The overall aim of the GDPR is to protect data of EU citizens. This includes: names, email addresses, any financial details, even IP addresses. It's commonly being referred to as Privacy by Design, as businesses will need to build their data security before it's collected.

·       Data Handling

With many cases of mishandling of data in recent years by some of the biggest tech firms, the GDPR dictates that user data should only be held if absolutely necessary and once its use runs its course, it is to be destroyed or anonymised.

·       Right For Data Removal

Known as the Right to erasure, the GDPR entitles EU citizens the right to have their personal information deleted from a company's database. In addition, for the company to process users data, consent must be given, and consent withdrawal must be just as straightforward.

·       Breach Notification

The GDPR has very strict and enforceable data breach notification rules requiring company's to report a breach within 72 hours of occurrence.
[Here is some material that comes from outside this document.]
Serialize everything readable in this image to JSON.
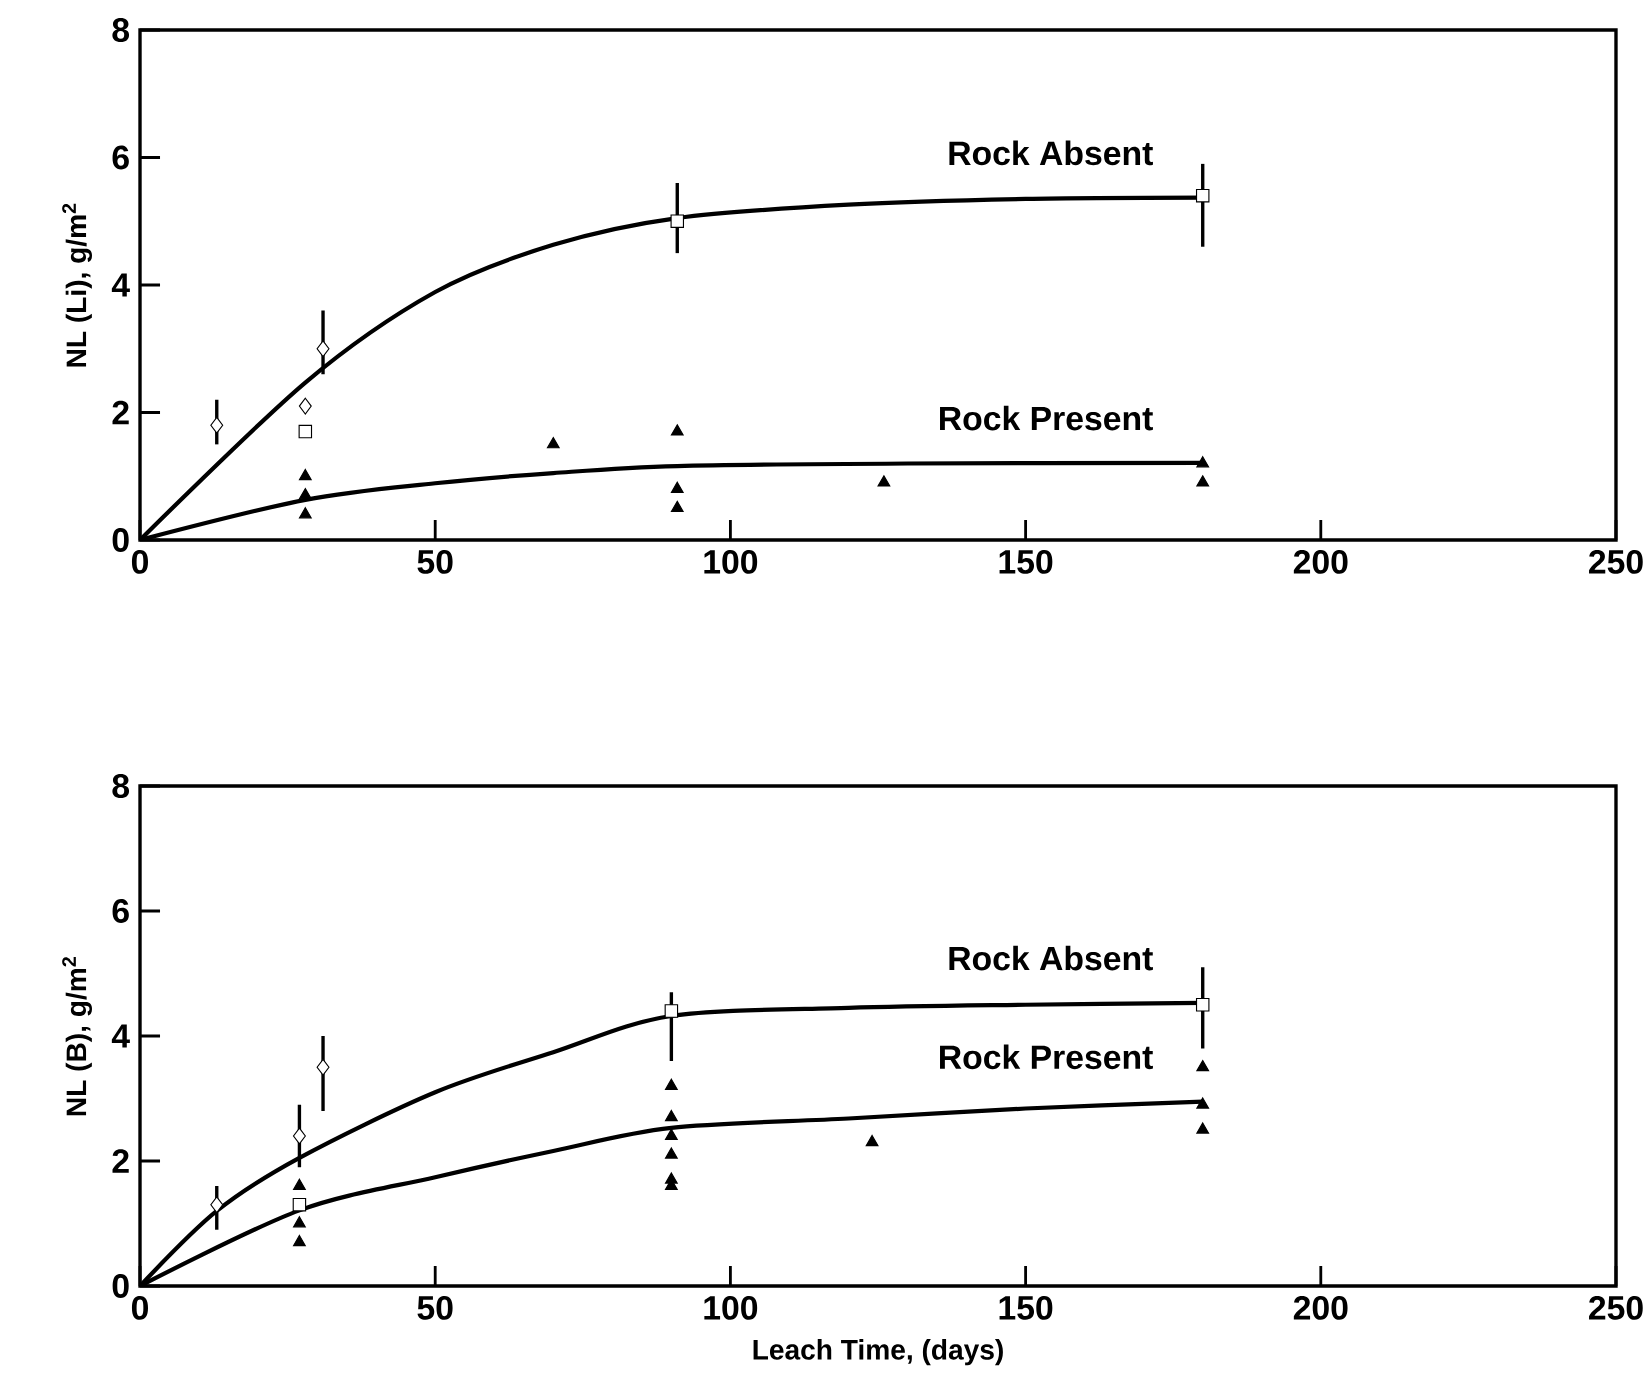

Not being location specific, the GDPR protects all EU citizens regardless of the users or company's residence. Non-compliance with these new regulations can result in a fine of either €20 million or 4% of the company's annual revenue, whichever is highest. Having 2 years to prepare for regulation compliance the EU looks to heavily enforce this new act.

The GDPR is changing data protection on a global scale, whilst non-EU citizens don't directly benefit from the law, businesses in their home regions will be forced to comply with such regulations and it will, therefore, make more sense for the business to implement the same practices for all its users for efficiency's' sake. For example, Facebook has already announced that it will extend the new regulatory statutes to all over its users.

This act doesn't only affect large corporations but spans across all businesses, large or small, and inclusive of all industries, truly protecting data on every level. This new data protection act has revolutionised the way big data is considered and is the European Government's answer to the rapid technological growth in recent years.

Whilst the US hasn't chosen to adopt such a broad data protection scheme, it is rolling out more sector-specific legislation at both national and state levels.

This new era of data protection will provide end users with the reassurance that they now have more control than ever over the availability of their own data and how it is being handled. We can expect to see more countries across the globe introducing similar legislation to match the developments in the tech industry.